Propriétaires de nos salaires ?

L’économiste Bernard Friot a démontré, lors d’une formation de la CEPAG, que le « tout travail mérite salaire » est un piège. Il propose la mutualisation des valeurs ajoutées.

26-10-2012 Alter Échos n° 348

Que se passe-t-il lorsque 60 délégués syndicaux se retrouvent face à un économiste retraité qui leur explique que la phrase « tout travail mérite salaire » est un piège ; et qu’ils sont – que nous sommes tous – intoxiqués par un discours dominant auquel même les syndicats ont fini par souscrire ? Etonnement, curiosité, incompréhension puis, enfin, le doute. Et si c’était vrai ?

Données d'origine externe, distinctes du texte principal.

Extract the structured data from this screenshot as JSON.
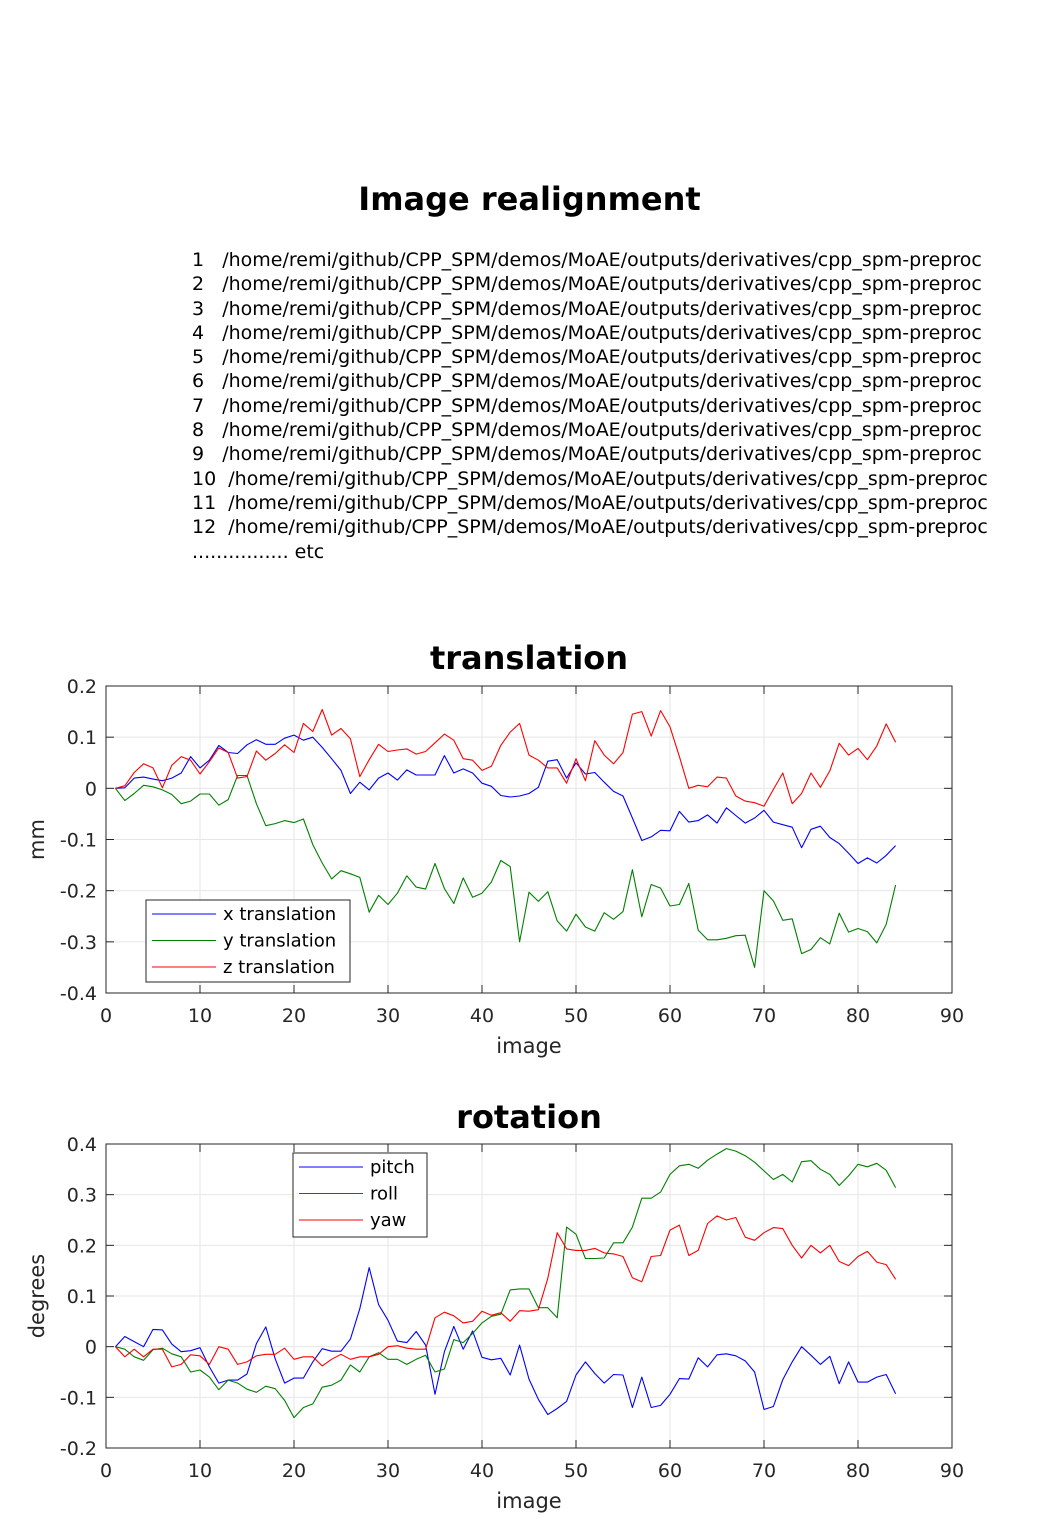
{
  "title": "Image realignment",
  "files": [
    {
      "n": "1",
      "path": "/home/remi/github/CPP_SPM/demos/MoAE/outputs/derivatives/cpp_spm-preproc"
    },
    {
      "n": "2",
      "path": "/home/remi/github/CPP_SPM/demos/MoAE/outputs/derivatives/cpp_spm-preproc"
    },
    {
      "n": "3",
      "path": "/home/remi/github/CPP_SPM/demos/MoAE/outputs/derivatives/cpp_spm-preproc"
    },
    {
      "n": "4",
      "path": "/home/remi/github/CPP_SPM/demos/MoAE/outputs/derivatives/cpp_spm-preproc"
    },
    {
      "n": "5",
      "path": "/home/remi/github/CPP_SPM/demos/MoAE/outputs/derivatives/cpp_spm-preproc"
    },
    {
      "n": "6",
      "path": "/home/remi/github/CPP_SPM/demos/MoAE/outputs/derivatives/cpp_spm-preproc"
    },
    {
      "n": "7",
      "path": "/home/remi/github/CPP_SPM/demos/MoAE/outputs/derivatives/cpp_spm-preproc"
    },
    {
      "n": "8",
      "path": "/home/remi/github/CPP_SPM/demos/MoAE/outputs/derivatives/cpp_spm-preproc"
    },
    {
      "n": "9",
      "path": "/home/remi/github/CPP_SPM/demos/MoAE/outputs/derivatives/cpp_spm-preproc"
    },
    {
      "n": "10",
      "path": "/home/remi/github/CPP_SPM/demos/MoAE/outputs/derivatives/cpp_spm-preproc"
    },
    {
      "n": "11",
      "path": "/home/remi/github/CPP_SPM/demos/MoAE/outputs/derivatives/cpp_spm-preproc"
    },
    {
      "n": "12",
      "path": "/home/remi/github/CPP_SPM/demos/MoAE/outputs/derivatives/cpp_spm-preproc"
    }
  ],
  "etc_label": "................ etc",
  "chart_data": [
    {
      "type": "line",
      "title": "translation",
      "xlabel": "image",
      "ylabel": "mm",
      "xlim": [
        0,
        90
      ],
      "ylim": [
        -0.4,
        0.2
      ],
      "xticks": [
        0,
        10,
        20,
        30,
        40,
        50,
        60,
        70,
        80,
        90
      ],
      "yticks": [
        -0.4,
        -0.3,
        -0.2,
        -0.1,
        0,
        0.1,
        0.2
      ],
      "ytick_labels": [
        "-0.4",
        "-0.3",
        "-0.2",
        "-0.1",
        "0",
        "0.1",
        "0.2"
      ],
      "grid": true,
      "legend_position": "bottom-left",
      "x": [
        1,
        2,
        3,
        4,
        5,
        6,
        7,
        8,
        9,
        10,
        11,
        12,
        13,
        14,
        15,
        16,
        17,
        18,
        19,
        20,
        21,
        22,
        23,
        24,
        25,
        26,
        27,
        28,
        29,
        30,
        31,
        32,
        33,
        34,
        35,
        36,
        37,
        38,
        39,
        40,
        41,
        42,
        43,
        44,
        45,
        46,
        47,
        48,
        49,
        50,
        51,
        52,
        53,
        54,
        55,
        56,
        57,
        58,
        59,
        60,
        61,
        62,
        63,
        64,
        65,
        66,
        67,
        68,
        69,
        70,
        71,
        72,
        73,
        74,
        75,
        76,
        77,
        78,
        79,
        80,
        81,
        82,
        83,
        84
      ],
      "series": [
        {
          "name": "x translation",
          "color": "#0000ff",
          "values": [
            0,
            0.001,
            0.02,
            0.022,
            0.018,
            0.015,
            0.02,
            0.03,
            0.062,
            0.04,
            0.055,
            0.084,
            0.07,
            0.068,
            0.085,
            0.095,
            0.086,
            0.086,
            0.098,
            0.104,
            0.094,
            0.1,
            0.08,
            0.058,
            0.035,
            -0.01,
            0.012,
            -0.003,
            0.02,
            0.03,
            0.016,
            0.036,
            0.026,
            0.026,
            0.026,
            0.064,
            0.03,
            0.038,
            0.03,
            0.01,
            0.004,
            -0.014,
            -0.017,
            -0.015,
            -0.01,
            0.002,
            0.053,
            0.056,
            0.02,
            0.05,
            0.028,
            0.031,
            0.012,
            -0.006,
            -0.015,
            -0.058,
            -0.102,
            -0.095,
            -0.082,
            -0.083,
            -0.045,
            -0.066,
            -0.063,
            -0.052,
            -0.068,
            -0.038,
            -0.053,
            -0.068,
            -0.058,
            -0.043,
            -0.066,
            -0.071,
            -0.076,
            -0.116,
            -0.08,
            -0.074,
            -0.096,
            -0.108,
            -0.127,
            -0.147,
            -0.136,
            -0.146,
            -0.131,
            -0.112
          ]
        },
        {
          "name": "y translation",
          "color": "#008000",
          "values": [
            0,
            -0.024,
            -0.01,
            0.006,
            0.003,
            -0.003,
            -0.012,
            -0.03,
            -0.025,
            -0.011,
            -0.011,
            -0.033,
            -0.022,
            0.025,
            0.025,
            -0.03,
            -0.073,
            -0.069,
            -0.063,
            -0.067,
            -0.06,
            -0.11,
            -0.146,
            -0.177,
            -0.161,
            -0.167,
            -0.174,
            -0.242,
            -0.209,
            -0.227,
            -0.205,
            -0.171,
            -0.193,
            -0.197,
            -0.147,
            -0.196,
            -0.225,
            -0.175,
            -0.213,
            -0.205,
            -0.183,
            -0.141,
            -0.153,
            -0.3,
            -0.203,
            -0.221,
            -0.202,
            -0.259,
            -0.279,
            -0.246,
            -0.271,
            -0.279,
            -0.243,
            -0.256,
            -0.241,
            -0.159,
            -0.251,
            -0.188,
            -0.195,
            -0.23,
            -0.227,
            -0.186,
            -0.277,
            -0.296,
            -0.296,
            -0.293,
            -0.288,
            -0.287,
            -0.35,
            -0.2,
            -0.22,
            -0.258,
            -0.255,
            -0.323,
            -0.315,
            -0.292,
            -0.304,
            -0.244,
            -0.281,
            -0.274,
            -0.28,
            -0.302,
            -0.266,
            -0.189
          ]
        },
        {
          "name": "z translation",
          "color": "#ff0000",
          "values": [
            0,
            0.005,
            0.031,
            0.048,
            0.04,
            0.001,
            0.045,
            0.062,
            0.055,
            0.028,
            0.052,
            0.079,
            0.07,
            0.02,
            0.023,
            0.073,
            0.055,
            0.068,
            0.085,
            0.07,
            0.127,
            0.111,
            0.154,
            0.104,
            0.117,
            0.097,
            0.023,
            0.056,
            0.086,
            0.072,
            0.075,
            0.077,
            0.067,
            0.072,
            0.089,
            0.106,
            0.094,
            0.058,
            0.055,
            0.035,
            0.043,
            0.084,
            0.11,
            0.127,
            0.065,
            0.055,
            0.04,
            0.04,
            0.01,
            0.058,
            0.015,
            0.093,
            0.065,
            0.048,
            0.07,
            0.145,
            0.15,
            0.102,
            0.152,
            0.12,
            0.062,
            0,
            0.006,
            0.003,
            0.022,
            0.02,
            -0.015,
            -0.025,
            -0.028,
            -0.035,
            -0.002,
            0.03,
            -0.03,
            -0.01,
            0.03,
            0.002,
            0.034,
            0.088,
            0.065,
            0.078,
            0.056,
            0.083,
            0.126,
            0.09
          ]
        }
      ]
    },
    {
      "type": "line",
      "title": "rotation",
      "xlabel": "image",
      "ylabel": "degrees",
      "xlim": [
        0,
        90
      ],
      "ylim": [
        -0.2,
        0.4
      ],
      "xticks": [
        0,
        10,
        20,
        30,
        40,
        50,
        60,
        70,
        80,
        90
      ],
      "yticks": [
        -0.2,
        -0.1,
        0,
        0.1,
        0.2,
        0.3,
        0.4
      ],
      "ytick_labels": [
        "-0.2",
        "-0.1",
        "0",
        "0.1",
        "0.2",
        "0.3",
        "0.4"
      ],
      "grid": true,
      "legend_position": "top-left",
      "x": [
        1,
        2,
        3,
        4,
        5,
        6,
        7,
        8,
        9,
        10,
        11,
        12,
        13,
        14,
        15,
        16,
        17,
        18,
        19,
        20,
        21,
        22,
        23,
        24,
        25,
        26,
        27,
        28,
        29,
        30,
        31,
        32,
        33,
        34,
        35,
        36,
        37,
        38,
        39,
        40,
        41,
        42,
        43,
        44,
        45,
        46,
        47,
        48,
        49,
        50,
        51,
        52,
        53,
        54,
        55,
        56,
        57,
        58,
        59,
        60,
        61,
        62,
        63,
        64,
        65,
        66,
        67,
        68,
        69,
        70,
        71,
        72,
        73,
        74,
        75,
        76,
        77,
        78,
        79,
        80,
        81,
        82,
        83,
        84
      ],
      "series": [
        {
          "name": "pitch",
          "color": "#0000ff",
          "values": [
            0,
            0.02,
            0.01,
            0,
            0.034,
            0.033,
            0.005,
            -0.01,
            -0.008,
            -0.002,
            -0.04,
            -0.072,
            -0.066,
            -0.066,
            -0.054,
            0.006,
            0.039,
            -0.024,
            -0.072,
            -0.062,
            -0.062,
            -0.03,
            -0.004,
            -0.009,
            -0.009,
            0.015,
            0.075,
            0.156,
            0.083,
            0.052,
            0.011,
            0.008,
            0.03,
            0.003,
            -0.094,
            -0.01,
            0.04,
            -0.005,
            0.031,
            -0.021,
            -0.026,
            -0.023,
            -0.056,
            0.003,
            -0.064,
            -0.104,
            -0.134,
            -0.122,
            -0.108,
            -0.056,
            -0.03,
            -0.053,
            -0.072,
            -0.055,
            -0.056,
            -0.12,
            -0.06,
            -0.12,
            -0.116,
            -0.094,
            -0.063,
            -0.064,
            -0.022,
            -0.04,
            -0.016,
            -0.014,
            -0.018,
            -0.028,
            -0.05,
            -0.124,
            -0.118,
            -0.065,
            -0.03,
            0,
            -0.017,
            -0.035,
            -0.019,
            -0.073,
            -0.03,
            -0.07,
            -0.07,
            -0.06,
            -0.055,
            -0.093
          ]
        },
        {
          "name": "roll",
          "color": "#008000",
          "values": [
            0,
            -0.005,
            -0.02,
            -0.027,
            -0.006,
            -0.003,
            -0.014,
            -0.02,
            -0.05,
            -0.046,
            -0.06,
            -0.085,
            -0.066,
            -0.072,
            -0.084,
            -0.09,
            -0.078,
            -0.083,
            -0.106,
            -0.14,
            -0.12,
            -0.113,
            -0.08,
            -0.076,
            -0.066,
            -0.036,
            -0.05,
            -0.02,
            -0.012,
            -0.025,
            -0.025,
            -0.035,
            -0.025,
            -0.017,
            -0.05,
            -0.044,
            0.014,
            0.008,
            0.026,
            0.047,
            0.06,
            0.064,
            0.112,
            0.114,
            0.114,
            0.077,
            0.077,
            0.057,
            0.236,
            0.222,
            0.174,
            0.174,
            0.175,
            0.205,
            0.205,
            0.236,
            0.293,
            0.293,
            0.305,
            0.34,
            0.357,
            0.36,
            0.352,
            0.368,
            0.38,
            0.391,
            0.386,
            0.377,
            0.364,
            0.347,
            0.33,
            0.34,
            0.325,
            0.365,
            0.367,
            0.35,
            0.34,
            0.318,
            0.337,
            0.36,
            0.355,
            0.362,
            0.348,
            0.314
          ]
        },
        {
          "name": "yaw",
          "color": "#ff0000",
          "values": [
            0,
            -0.02,
            -0.005,
            -0.02,
            -0.005,
            -0.005,
            -0.04,
            -0.035,
            -0.016,
            -0.018,
            -0.035,
            0,
            -0.005,
            -0.035,
            -0.03,
            -0.018,
            -0.015,
            -0.015,
            -0.003,
            -0.025,
            -0.02,
            -0.02,
            -0.038,
            -0.025,
            -0.015,
            -0.025,
            -0.02,
            -0.02,
            -0.015,
            0,
            0.002,
            -0.003,
            -0.005,
            -0.005,
            0.057,
            0.068,
            0.061,
            0.047,
            0.05,
            0.07,
            0.062,
            0.067,
            0.05,
            0.071,
            0.07,
            0.073,
            0.135,
            0.225,
            0.193,
            0.19,
            0.19,
            0.194,
            0.185,
            0.183,
            0.178,
            0.136,
            0.128,
            0.178,
            0.18,
            0.23,
            0.24,
            0.18,
            0.19,
            0.243,
            0.258,
            0.25,
            0.255,
            0.216,
            0.21,
            0.225,
            0.235,
            0.233,
            0.2,
            0.175,
            0.2,
            0.185,
            0.2,
            0.168,
            0.16,
            0.178,
            0.188,
            0.167,
            0.162,
            0.133
          ]
        }
      ]
    }
  ]
}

En deux jours de formation intensive, organisée par le CEPAG[x]1[/x] dans les locaux bruxellois de la FGTB, Bernard Friot[x]2[/x], inlassable tribun, a patiemment développé le résultat de 40 ans de recherche. Une véritable vision qui se décline au présent, au passé et surtout au futur. Il voit loin, très loin, et s’ancre dans l’histoire des luttes syndicales pour nous faire comprendre ce qu’il y a de subversif aujourd’hui au cœur de nos fiches de paie. Un point de vue non violent qui est tout sauf défensif. Selon lui, le roi est nu et le dire ne suffit pas. Encore faut-il détailler avec précision où sont les leviers d’émancipation, les outils existants qui, une fois amplifiés, nous permettront de sortir du capitalisme, un système qu’il appelle « dictature du temps ».

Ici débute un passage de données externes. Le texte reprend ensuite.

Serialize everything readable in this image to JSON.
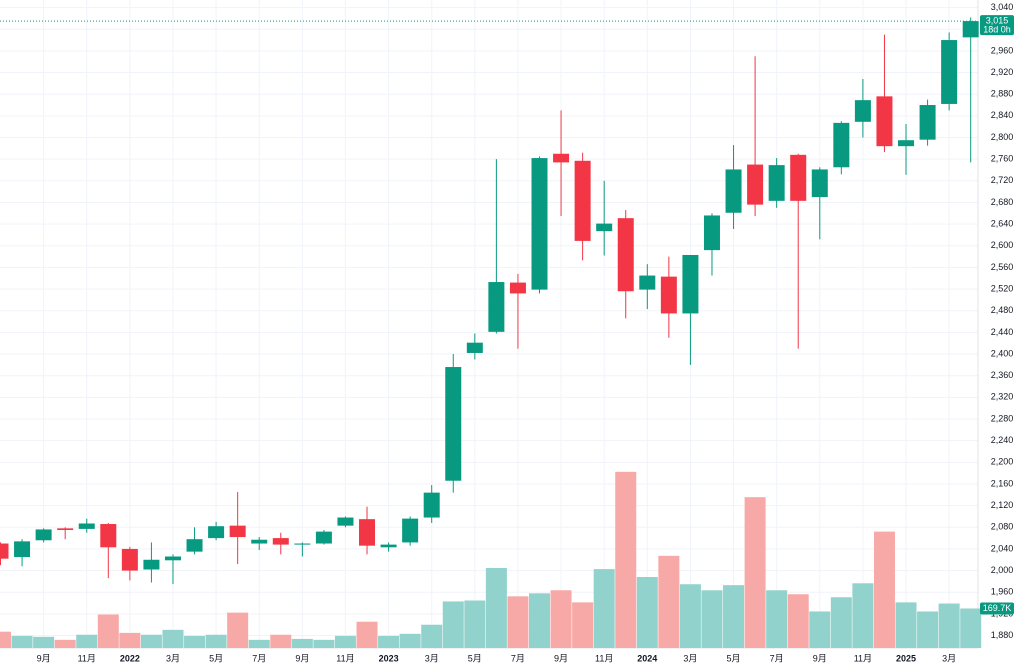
{
  "chart_data": {
    "type": "candlestick",
    "categories": [
      null,
      null,
      "9月",
      null,
      "11月",
      null,
      "2022",
      null,
      "3月",
      null,
      "5月",
      null,
      "7月",
      null,
      "9月",
      null,
      "11月",
      null,
      "2023",
      null,
      "3月",
      null,
      "5月",
      null,
      "7月",
      null,
      "9月",
      null,
      "11月",
      null,
      "2024",
      null,
      "3月",
      null,
      "5月",
      null,
      "7月",
      null,
      "9月",
      null,
      "11月",
      null,
      "2025",
      null,
      "3月",
      null
    ],
    "open": [
      2050,
      2025,
      2056,
      2078,
      2077,
      2086,
      2040,
      2002,
      2019,
      2035,
      2060,
      2083,
      2050,
      2060,
      2048,
      2050,
      2083,
      2095,
      2043,
      2052,
      2098,
      2166,
      2402,
      2441,
      2532,
      2519,
      2770,
      2757,
      2627,
      2651,
      2519,
      2543,
      2475,
      2592,
      2661,
      2750,
      2683,
      2768,
      2690,
      2745,
      2829,
      2876,
      2784,
      2796,
      2862,
      2985
    ],
    "high": [
      2052,
      2058,
      2078,
      2080,
      2096,
      2088,
      2044,
      2052,
      2030,
      2080,
      2090,
      2145,
      2062,
      2070,
      2052,
      2075,
      2100,
      2118,
      2052,
      2100,
      2158,
      2400,
      2438,
      2760,
      2548,
      2765,
      2850,
      2772,
      2720,
      2666,
      2566,
      2580,
      2583,
      2660,
      2786,
      2950,
      2762,
      2770,
      2745,
      2830,
      2908,
      2990,
      2825,
      2870,
      2994,
      3022
    ],
    "low": [
      2010,
      2008,
      2052,
      2058,
      2070,
      1986,
      1982,
      1978,
      1975,
      2030,
      2056,
      2012,
      2038,
      2030,
      2026,
      2048,
      2080,
      2030,
      2035,
      2046,
      2088,
      2144,
      2390,
      2438,
      2410,
      2512,
      2655,
      2573,
      2582,
      2466,
      2483,
      2430,
      2380,
      2545,
      2631,
      2655,
      2670,
      2410,
      2612,
      2732,
      2800,
      2773,
      2731,
      2785,
      2850,
      2754
    ],
    "close": [
      2022,
      2054,
      2076,
      2075,
      2087,
      2043,
      2000,
      2020,
      2026,
      2058,
      2082,
      2062,
      2057,
      2048,
      2050,
      2072,
      2098,
      2046,
      2048,
      2096,
      2144,
      2376,
      2421,
      2533,
      2512,
      2762,
      2754,
      2609,
      2641,
      2516,
      2545,
      2475,
      2583,
      2656,
      2741,
      2676,
      2749,
      2683,
      2741,
      2827,
      2869,
      2784,
      2795,
      2860,
      2980,
      3015
    ],
    "volume": [
      70,
      52,
      48,
      35,
      57,
      144,
      65,
      57,
      78,
      52,
      57,
      152,
      35,
      57,
      39,
      35,
      52,
      113,
      52,
      61,
      100,
      200,
      204,
      344,
      222,
      235,
      248,
      196,
      339,
      757,
      305,
      396,
      274,
      248,
      270,
      648,
      248,
      231,
      157,
      218,
      278,
      500,
      196,
      157,
      191,
      169.7
    ],
    "vlim": [
      0,
      2784
    ],
    "ylim": [
      1857,
      3054
    ],
    "yticks": [
      {
        "value": 1880,
        "label": "1,880"
      },
      {
        "value": 1920,
        "label": "1,920"
      },
      {
        "value": 1960,
        "label": "1,960"
      },
      {
        "value": 2000,
        "label": "2,000"
      },
      {
        "value": 2040,
        "label": "2,040"
      },
      {
        "value": 2080,
        "label": "2,080"
      },
      {
        "value": 2120,
        "label": "2,120"
      },
      {
        "value": 2160,
        "label": "2,160"
      },
      {
        "value": 2200,
        "label": "2,200"
      },
      {
        "value": 2240,
        "label": "2,240"
      },
      {
        "value": 2280,
        "label": "2,280"
      },
      {
        "value": 2320,
        "label": "2,320"
      },
      {
        "value": 2360,
        "label": "2,360"
      },
      {
        "value": 2400,
        "label": "2,400"
      },
      {
        "value": 2440,
        "label": "2,440"
      },
      {
        "value": 2480,
        "label": "2,480"
      },
      {
        "value": 2520,
        "label": "2,520"
      },
      {
        "value": 2560,
        "label": "2,560"
      },
      {
        "value": 2600,
        "label": "2,600"
      },
      {
        "value": 2640,
        "label": "2,640"
      },
      {
        "value": 2680,
        "label": "2,680"
      },
      {
        "value": 2720,
        "label": "2,720"
      },
      {
        "value": 2760,
        "label": "2,760"
      },
      {
        "value": 2800,
        "label": "2,800"
      },
      {
        "value": 2840,
        "label": "2,840"
      },
      {
        "value": 2880,
        "label": "2,880"
      },
      {
        "value": 2920,
        "label": "2,920"
      },
      {
        "value": 2960,
        "label": "2,960"
      },
      {
        "value": 3000,
        "label": "3,000"
      },
      {
        "value": 3040,
        "label": "3,040"
      }
    ],
    "grid": true,
    "up_color": "#089981",
    "down_color": "#f23645",
    "volume_up_color": "#92d2cc",
    "volume_down_color": "#f7a9a7",
    "price_tag": {
      "label": "3,015",
      "countdown": "18d 0h"
    },
    "volume_tag": {
      "label": "169.7K"
    }
  }
}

L’horizon pointé par Friot, c’est la socialisation complète des salaires par le biais d’une cotisation, comme c’est le cas aujourd’hui en Belgique ou en France (et ailleurs) mais seulement en partie. « Allons jusqu’au bout de cette idée géniale arrachée au patronat par nos aïeux », explique-t-il longuement. Cela nous conduirait à l’accès inconditionnel à un salaire à vie pour toutes et tous à partir de 18 ans. Un salaire évoluant en fonction de notre qualification individuelle. Qualification et pas certification, les mots sont importants comme on le verra. Pour comprendre comment une telle hérésie – qui n’a rien à voir avec l’allocation universelle hormis son inconditionnalité – pourrait un jour se transformer en revendication syndicale, il y a un long chemin à parcourir. Il faut d’abord se désensorceler.

Les mots sorciers
Les mots travail et emploi, salaire et pouvoir d’achat ne sont pas équivalents, loin s’en faut. Qu’est-ce que travailler ? Un pensionné crée-t-il de la valeur économique ? Un chômeur travaille-il ? Et un artiste ? Un fonctionnaire ? La salle rit franchement. « J’aime bien le rire qui sanctionne cette question. Elle montre notre aliénation : quelqu’un qui a un salaire à vie… ne travaille pas. Pour travailler, il faut avoir un emploi, pas un salaire à vie. Voici la croyance qu’il faut dépasser. » Pour Friot, le travail aura toujours une valeur anthropologique. C’est la notion d’emploi qu’il faut abolir. Le salaire, conquis par les luttes de la classe ouvrière, n’est ni un pouvoir d’achat, ni la contrepartie d’un travail, c’est la reconnaissance collective d’un pouvoir économique que nous possédons tous, exactement comme nous possédons tous un pouvoir politique, institué par le suffrage universel. « D’ailleurs, le salaire est un mot tabou que nous n’entendons jamais dans la bouche d’un politique, car il a une charge révolutionnaire. Observez comment les actionnaires utilisent la défense de l’emploi pour casser les salaires », remarque Friot. Le pire c’est que « même à gauche, nous avons intégré le discours de nos maîtres. Que faisons-nous lorsque nous réclamons des emplois et du pouvoir d’achat ? L’emploi est l’ennemi du salaire. Le véritable enjeu politique, c’est la maîtrise sur le travail ». L’objectif à poursuivre n’est pas le plein-emploi, une chimère, c’est le plein-salaire.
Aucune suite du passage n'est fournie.